On 17 July 1941, the first extermination operation in Słonim was carried out by the branch of Einsatzgruppen stationed in the town. Germans took 1,200 Jews to a location near the village of Pietrolewicze where they had previously dug out tombs. The Jews were then shot.

The authorities created a register of all Jews residing in the town and selected craftsmen and skilled workers from among them. They were given special certificates and moved to separate apartments. In October 1941, they were transferred to the newly developed ‘On the Island’ district. The group hoped that their knowledge of German or professional skills would save them from genocide. The working Jews received 300 g of bread per day, while the non-working – only 100 g.

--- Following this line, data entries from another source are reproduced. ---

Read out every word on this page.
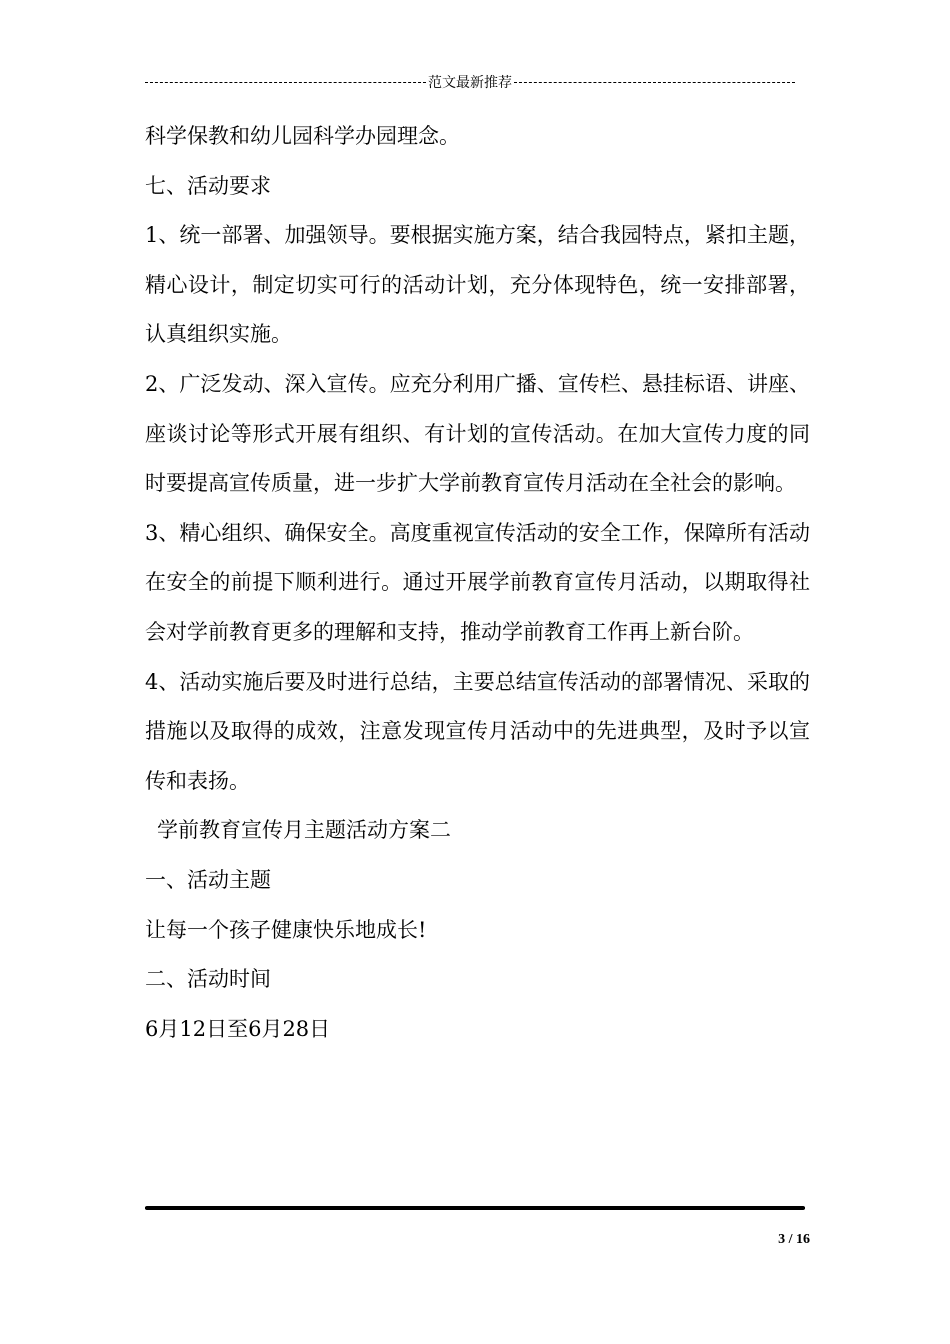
范文最新推荐

科学保教和幼儿园科学办园理念。

七、活动要求

1、统一部署、加强领导。要根据实施方案，结合我园特点，紧扣主题，精心设计，制定切实可行的活动计划，充分体现特色，统一安排部署，认真组织实施。

2、广泛发动、深入宣传。应充分利用广播、宣传栏、悬挂标语、讲座、座谈讨论等形式开展有组织、有计划的宣传活动。在加大宣传力度的同时要提高宣传质量，进一步扩大学前教育宣传月活动在全社会的影响。

3、精心组织、确保安全。高度重视宣传活动的安全工作，保障所有活动在安全的前提下顺利进行。通过开展学前教育宣传月活动，以期取得社会对学前教育更多的理解和支持，推动学前教育工作再上新台阶。

4、活动实施后要及时进行总结，主要总结宣传活动的部署情况、采取的措施以及取得的成效，注意发现宣传月活动中的先进典型，及时予以宣传和表扬。

学前教育宣传月主题活动方案二

一、活动主题

让每一个孩子健康快乐地成长!

二、活动时间

6月12日至6月28日

3 / 16
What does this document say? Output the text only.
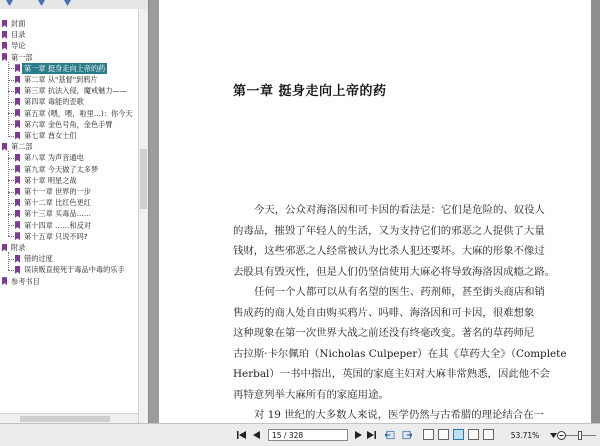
封面
目录
导论
第一部
第一章 挺身走向上帝的药
第二章 从"基督"到鸦片
第三章 抗法入侵，魔戒魅力——
第四章 毒能的歪歌
第五章 (喂，喂，啦里…)：你今天
第六章 金色号角，金色手臂
第七章 酋女士们
第二部
第八章 为声音通电
第九章 今天做了太多梦
第十章 明星之战
第十一章 世界的一步
第十二章 比红色更红
第十三章 买毒品……
第十四章 ……和反对
第十五章 只说不吗?
附录
错的过度
误读贩直接死于毒品中毒的乐手
参考书目
第一章 挺身走向上帝的药
今天，公众对海洛因和可卡因的看法是：它们是危险的、奴役人
的毒品，摧毁了年轻人的生活，又为支持它们的邪恶之人提供了大量
钱财，这些邪恶之人经常被认为比杀人犯还要坏。大麻的形象不像过
去股具有毁灭性，但是人们仍坚信使用大麻必将导致海洛因成瘾之路。
任何一个人都可以从有名望的医生、药剂师，甚至街头商店和销
售成药的商人处自由购买鸦片、吗啡、海洛因和可卡因，很难想象
这种现象在第一次世界大战之前还没有终毫改变。著名的草药师尼
古拉斯·卡尔佩珀（Nicholas Culpeper）在其《草药大全》（Complete
Herbal）一书中指出，英国的家庭主妇对大麻非常熟悉，因此他不会
再特意列举大麻所有的家庭用途。
对 19 世纪的大多数人来说，医学仍然与古希腊的理论结合在一
15 / 328	53.71%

The second mass extermination of prisoners of the Słonim Ghetto took place on 4 November 1941. Germans loaded ca. 8,000 Jews on trucks and transported them to the village of Czepielów, seven kilometres away from the town. Only several people survived. After the war, they gave their accounts of the events, which were recorded and are currently stored in the Archives of the Jewish Historical Institute in Warsaw.

On 22 May 1942, 300 skilled professionals from the Słonim Ghetto were taken to Mogilev.

The third extermination operation took place between 29 May and 15 June 1942. The prisoners of the ghetto were transported by Germans to Pietrolewicze, where, as previously, mass graves had already been dug out. On 31 July 1942, Wilhelm Kube, the Generalkommissar for Weissruthenien (Belarus), reported to Lozem, the head of Reichskommissariat Ostland, that the liquidation of the ghetto had been concluded. He stated that 55,000 Jews had been killed over the period of 10 weeks, including 8,000 in Słonim itself. At the behest of the occupation authorities, however, skilled workers were spared for economic reasons. 700 men and 100 women still lived in the ghetto. The last prisoners of the ghetto were shot in December 1942.

A resistance movement was active in the Słonim Ghetto. In July 1942, a committee was formed by former members of the Komsomol. The group wanted to defend themselves against the occupier. They made contacts with Soviet POWs whom they supplied with medicine and clothes. They also contacted partisan units in the area of Słonim. Nurses and doctors from the ghetto – Klonowicz, Smoliński and Orlińska – provided medical aid to partisans. The police and the Gestapo tracked down people involved in the resistance movement. Germans captured Włodzimierz Abramson while he was carrying grenades from the camp. They threw him into a car and transported him to an execution site. Upon arriving there, Abramson blew himself up together with the executioners. In the summer of 1942, during one of the extermination campaigns, there were acts of open resistance in the Słonim Ghetto, carried out with the support of the local rabbis, S. Wainsberg and I. Aronson. The fighters killed eight Germans and collaborators. During the pacification of the resistance, Germans set fire to the buildings in the ghetto. The hospital, with 40 people inside, burned down.

Very few survived the German occupation. Gienia Wileńska went into hiding in Słonim with her six-year-old son. She managed to buy the boy from the guards when he was about to be taken to the camp in Wołkowysk (Vawkavysk). Until the end of the occupation, the boy hid in a girl's disguise.

In 1946, German police commander Hans Hermann Koch, responsible for the execution of Jews in Słonim and other localities, was put on trial in Minsk and sentenced to death.

After World War II, the Jewish community was not reborn in an organised form, although Jews did not completely disappear from Słonim. After Germans had been forced out of the town, 80 Jews returned to Słonim. Some later left for post-Yalta Poland. In 1946, only 30 Jews lived in the town. Nevertheless, in 1989 there were 95 Jews in Słonim. Currently, however, only few of them remain.